It’s business as usual at the Republican Party headquarters of Racine, Wisconsin state, in the days since US President Donald Trump’s stunning COVID-19 diagnosis, and no one in the office is wearing a mask.

“I frankly think that the whole mask-wearing is theater anyway,” says Ken Brown, who helps lead the party here.

Since the beginning of the pandemic, the president has continuously downplayed, ignored or mocked mask-wearing.

But does the president’s diagnosis change anybody’s mind in the Republican party about mask-wearing?

“Absolutely not,” says Brown.

Trump announced late Thursday night his COVID-19 diagnosis, and was taken on Friday to Walter Reed Medical Center in Maryland, which normally treats presidents.

Trump’s physician said on Sunday after a high fever and a couple of drops in oxygen levels, that Trump was improving enough to return to the White House, possibly as early as Monday.

When Trump might be able to resume campaigning for re-election is an open question.

But if Republicans here in Wisconsin are concerned that, at the very least, Trump is off the campaign trail for several days, it’s not apparent.

“I’m not worried,” says Brown. “He’s not going to lose single supporter over this situation.”

“Our staff members showed up this morning, our volunteers showed up this morning, we’ve already had people walk through the door, picking up [campaign yard] signs, and they’re ready to vote.”

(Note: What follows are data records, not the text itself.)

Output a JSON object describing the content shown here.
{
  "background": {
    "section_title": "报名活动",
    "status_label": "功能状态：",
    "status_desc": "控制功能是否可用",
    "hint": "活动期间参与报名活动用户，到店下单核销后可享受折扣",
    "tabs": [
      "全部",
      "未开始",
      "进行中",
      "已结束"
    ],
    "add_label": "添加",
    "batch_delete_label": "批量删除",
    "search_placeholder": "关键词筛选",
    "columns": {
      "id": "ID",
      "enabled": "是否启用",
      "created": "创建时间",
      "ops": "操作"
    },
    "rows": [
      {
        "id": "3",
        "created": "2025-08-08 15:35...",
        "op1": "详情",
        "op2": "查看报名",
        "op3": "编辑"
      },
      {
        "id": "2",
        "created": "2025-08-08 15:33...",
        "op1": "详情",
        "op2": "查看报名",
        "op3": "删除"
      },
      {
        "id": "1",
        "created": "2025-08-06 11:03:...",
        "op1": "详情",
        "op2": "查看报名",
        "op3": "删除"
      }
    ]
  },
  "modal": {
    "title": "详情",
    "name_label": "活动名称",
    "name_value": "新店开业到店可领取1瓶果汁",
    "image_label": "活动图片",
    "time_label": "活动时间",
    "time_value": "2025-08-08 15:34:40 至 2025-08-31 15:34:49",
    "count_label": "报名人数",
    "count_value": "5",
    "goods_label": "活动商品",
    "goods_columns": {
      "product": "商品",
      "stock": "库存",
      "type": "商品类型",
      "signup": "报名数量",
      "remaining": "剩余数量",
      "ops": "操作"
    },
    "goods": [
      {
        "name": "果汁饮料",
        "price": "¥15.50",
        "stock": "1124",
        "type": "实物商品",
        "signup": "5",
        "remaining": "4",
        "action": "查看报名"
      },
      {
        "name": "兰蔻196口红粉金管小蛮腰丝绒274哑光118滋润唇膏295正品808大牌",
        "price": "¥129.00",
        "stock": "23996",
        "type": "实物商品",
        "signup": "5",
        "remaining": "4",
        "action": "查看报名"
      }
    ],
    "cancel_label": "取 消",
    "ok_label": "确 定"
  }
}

A few miles away, at the Democratic Party headquarters of Milwaukee, where masks are mandatory, volunteer Greg Walz-Chojnacki talks while assembling yard signs for Trump’s Democratic rival, Joe Biden.

Here, there is no apparent gloating now that Biden has the campaign trail all to himself, at least for awhile.

“At this moment, I’m not thinking it will have any major impact on the race. I’m still working the way I have been, and I think that’s true of most people.”

Trump had planned two campaign rallies in Wisconsin this past weekend, which were cancelled by his diagnosis. Trump narrowly won the state in 2016, the first Republican presidential candidate to do so since 1984. And polls show the state is now narrowly leaning toward Biden.

By coincidence, the virus is surging in Wisconsin. In the past week, the state’s number of new cases, hospitalizations and deaths have reached pandemic highs. There were already calls for the President to cancel those rallies, which surely would have been crowded and mostly mask-less.

“I think most Democrats would agree it’s slightly mad to have these rallies,” says Walz-Chojnacki.

Chicago public affairs analyst Thom Serafin of Serafin & Associates says it’s not just Trump’s absence from the campaign trail that hurts Republicans. They’ll now have to talk about something other than Trump’s accomplishments.

“It’s a negative for the Republican Party,” says Serafin. “[The virus] becomes an important part of the campaign, they have to wear the mask, they have to do everything they learned in the hospital.”

But Ken Brown remains optimistic, while getting in a dig at Biden.

“I know we’d be a lot more concerned if it was Vice President Biden (who had the virus), considering his already-feeble health situation, that we’d be much more concerned about that, than a very robust President and Melania Trump.”

And Walz-Chojnacki can’t resist a dig at the president:

“It’s ironic and somewhat fitting that someone who’s been in the business of denying the disease has now gotten it,” he says.

And the virus is stirring trouble in Wisconsin in other ways.

State elections officials mailed out nearly three million mail-in ballots to state voters, so they would not have to worry about standing in line, and voting indoors. But a court battle is being waged over how long election officials should be able to keep on counting those ballots, after election day.

At the moment, that stands at six days, and both sides fear “shenanigans,” as Ken Brown puts it, regarding the integrity of the vote.

But one thing both sides do agree on: being off the campaign trail with just about a month before election day, is not good for the president.

“Oh, hell yes, it’s a horrible time,” says Brown. “But this just shows that President Trump is a regular guy.”